Non fanno molto onore all’Italia le ultime statistiche fornite dall’Unione Europea sui livelli di innovazione raggiunti nel biennio tra il 2002 e il 2007. Sui 37 paesi – comunitari e non – analizzati dall’indagine, l’Italia si è collocata al 23esimo posto, con un indice complessivo pari a 0,33 punti. Un risultato poco promettente, specie se confrontato con la media europea attestatasi a 0,45 punti: un distacco eloquente.
Lo studio condotto dalla divisione per l’industria della Commissione Europea ha analizzato la capacità di innovazione dei paesi sulla base di venticinque indicatori divisi in cinque diverse categorie. La ricerca ha tenuto conto delle condizioni strutturali necessarie per valutare le potenzialità innovative di ogni paese e l’impegno nei fondamentali settori della ricerca e dello sviluppo. Particolare attenzione è stata poi rivolta alla capacità delle imprese di creare innovazione, investendo nella ricerca per produrre prodotti innovativi e appetibili sul mercato. Infine, l’indagine ha verificato le performance espresse in termini di valore aggiunto nei settori innovativi e la capacità di resa delle proprietà intellettuali create.
Terminata una prima fase conoscitiva e di raccolta dei dati, è stata poi stilata una classifica suddividendo i paesi in quattro categorie distinte, a seconda dei punteggi raggiunti nel corso dell’indagine. L’Italia si è così classificata nel terzo gruppo tra i “moderati innovatori” insieme ad Australia, Estonia, Slovenia, Norvegia, Repubblica Ceca, Cipro e Spagna.

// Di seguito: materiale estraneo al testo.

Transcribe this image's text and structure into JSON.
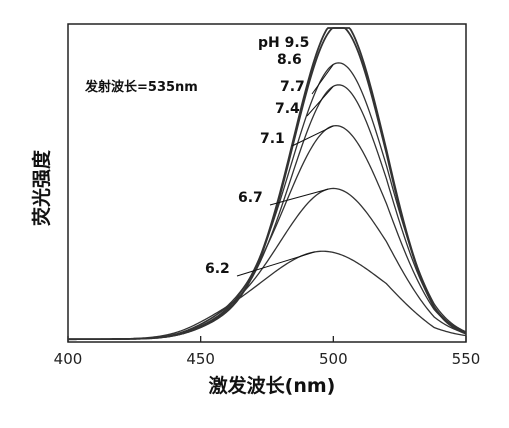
{
  "chart_data": {
    "type": "line",
    "title": "",
    "xlabel": "激发波长(nm)",
    "ylabel": "荧光强度",
    "xlim": [
      400,
      550
    ],
    "ylim": [
      0,
      1.0
    ],
    "x_ticks": [
      400,
      450,
      500,
      550
    ],
    "y_ticks": [],
    "grid": false,
    "legend": "none",
    "annotation": "发射波长=535nm",
    "series": [
      {
        "name": "pH 9.5",
        "peak": 0.97,
        "peak_x": 502,
        "width": 17
      },
      {
        "name": "8.6",
        "peak": 0.95,
        "peak_x": 502,
        "width": 17
      },
      {
        "name": "7.7",
        "peak": 0.83,
        "peak_x": 502,
        "width": 18
      },
      {
        "name": "7.4",
        "peak": 0.76,
        "peak_x": 502,
        "width": 18
      },
      {
        "name": "7.1",
        "peak": 0.63,
        "peak_x": 501,
        "width": 19
      },
      {
        "name": "6.7",
        "peak": 0.43,
        "peak_x": 500,
        "width": 20
      },
      {
        "name": "6.2",
        "peak": 0.23,
        "peak_x": 496,
        "width": 22
      }
    ],
    "colors": {
      "line": "#333333",
      "axis": "#222222"
    }
  }
}
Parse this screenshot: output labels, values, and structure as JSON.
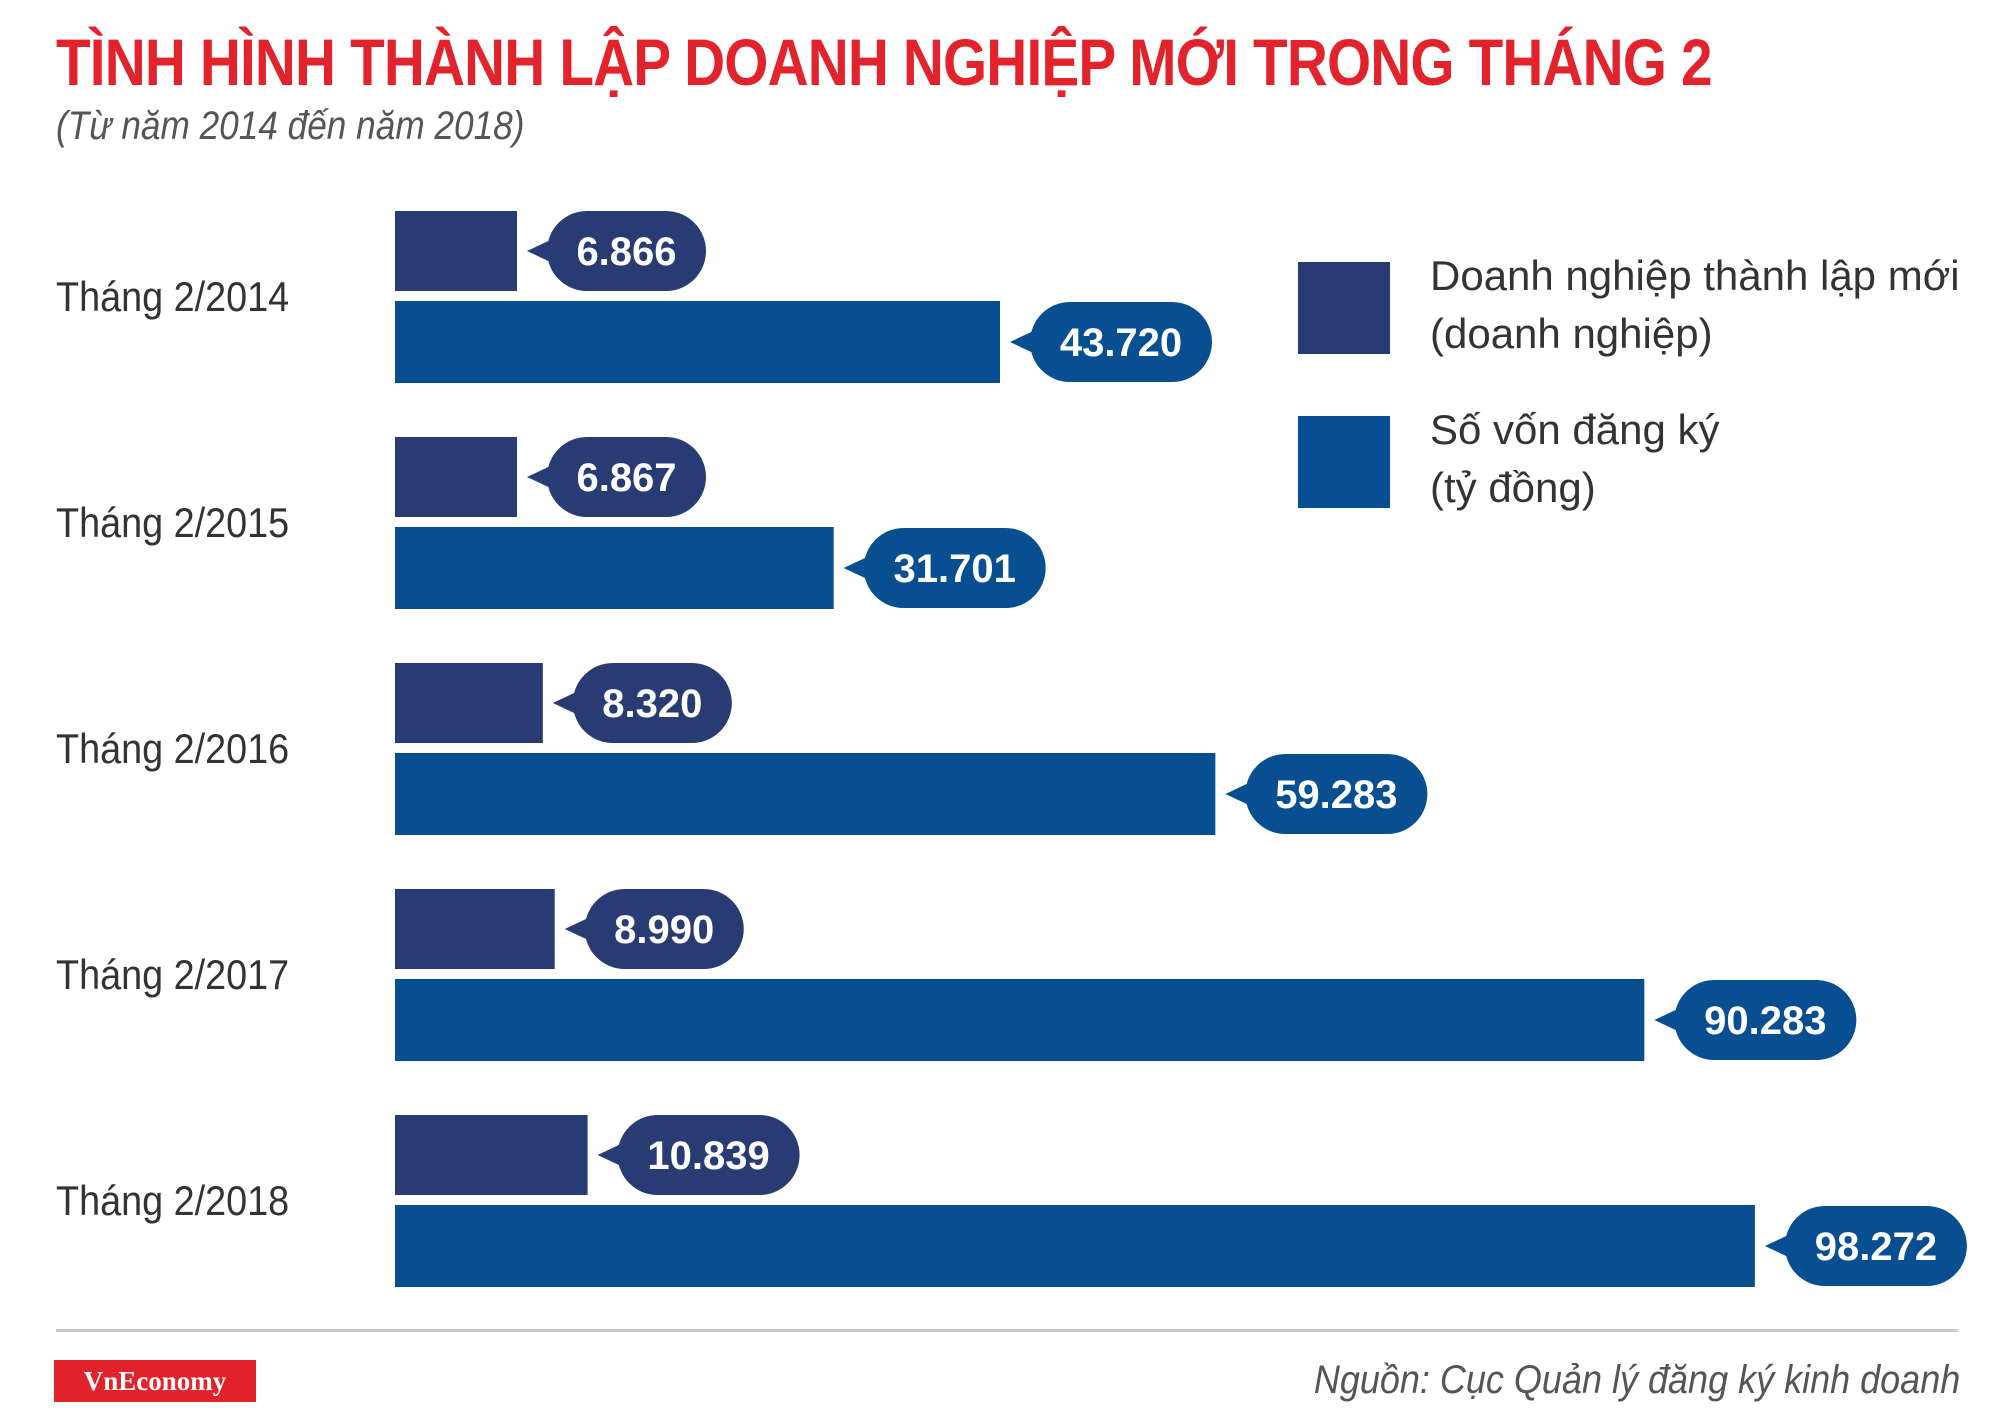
{
  "header": {
    "title": "TÌNH HÌNH THÀNH LẬP DOANH NGHIỆP MỚI TRONG THÁNG 2",
    "subtitle": "(Từ năm 2014 đến năm 2018)"
  },
  "colors": {
    "title": "#e3232b",
    "series_enterprises": "#283b73",
    "series_capital": "#074f91"
  },
  "chart_data": {
    "type": "bar",
    "orientation": "horizontal",
    "title": "TÌNH HÌNH THÀNH LẬP DOANH NGHIỆP MỚI TRONG THÁNG 2",
    "subtitle": "(Từ năm 2014 đến năm 2018)",
    "categories": [
      "Tháng 2/2014",
      "Tháng 2/2015",
      "Tháng 2/2016",
      "Tháng 2/2017",
      "Tháng 2/2018"
    ],
    "series": [
      {
        "name": "Doanh nghiệp thành lập mới (doanh nghiệp)",
        "legend_lines": [
          "Doanh nghiệp thành lập mới",
          "(doanh nghiệp)"
        ],
        "color": "#283b73",
        "values": [
          6866,
          6867,
          8320,
          8990,
          10839
        ],
        "labels": [
          "6.866",
          "6.867",
          "8.320",
          "8.990",
          "10.839"
        ]
      },
      {
        "name": "Số vốn đăng ký (tỷ đồng)",
        "legend_lines": [
          "Số vốn đăng ký",
          "(tỷ đồng)"
        ],
        "color": "#074f91",
        "values": [
          43720,
          31701,
          59283,
          90283,
          98272
        ],
        "labels": [
          "43.720",
          "31.701",
          "59.283",
          "90.283",
          "98.272"
        ]
      }
    ],
    "legend_position": "top-right",
    "grid": false
  },
  "footer": {
    "logo": "VnEconomy",
    "source": "Nguồn: Cục Quản lý đăng ký kinh doanh"
  }
}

Una posizione molto distante dal gruppo di testa dell’indagine, in cui compaiono i paesi che hanno ottenuto un punteggio superiore alla media dei 27 stati europei. Tra i “leader” compaiono: Svezia, al primo posto, Svizzera, Finlandia, Israele, Danimarca, Giappone, Germania, Gran Bretagna e Stati Uniti. Al gruppo principe si accodano poi i paesi “inseguitori”: Lussemburgo, Islanda, Olanda, Irlanda, Austria, Francia, Belgio e Canada.
Oltre a Cipro e Spagna, si sono classificati peggio dell’Italia i paesi catalogati come “emergenti”, ovvero: Malta, Lituania, Ungheria, Grecia, Slovacchia, Polonia, Croazia, Bulgaria, Portogallo, Lettonia e Romania. La poco esaltante performance dell’Italia è un campanello di allarme molto importante sulla capacità dell’intero sistema di produrre innovazione e sfruttarne i benefici. Gli scarsi investimenti nella ricerca potrebbero riservare sorprese meno piacevoli di un semplice posto nelle retrovie di una classifica.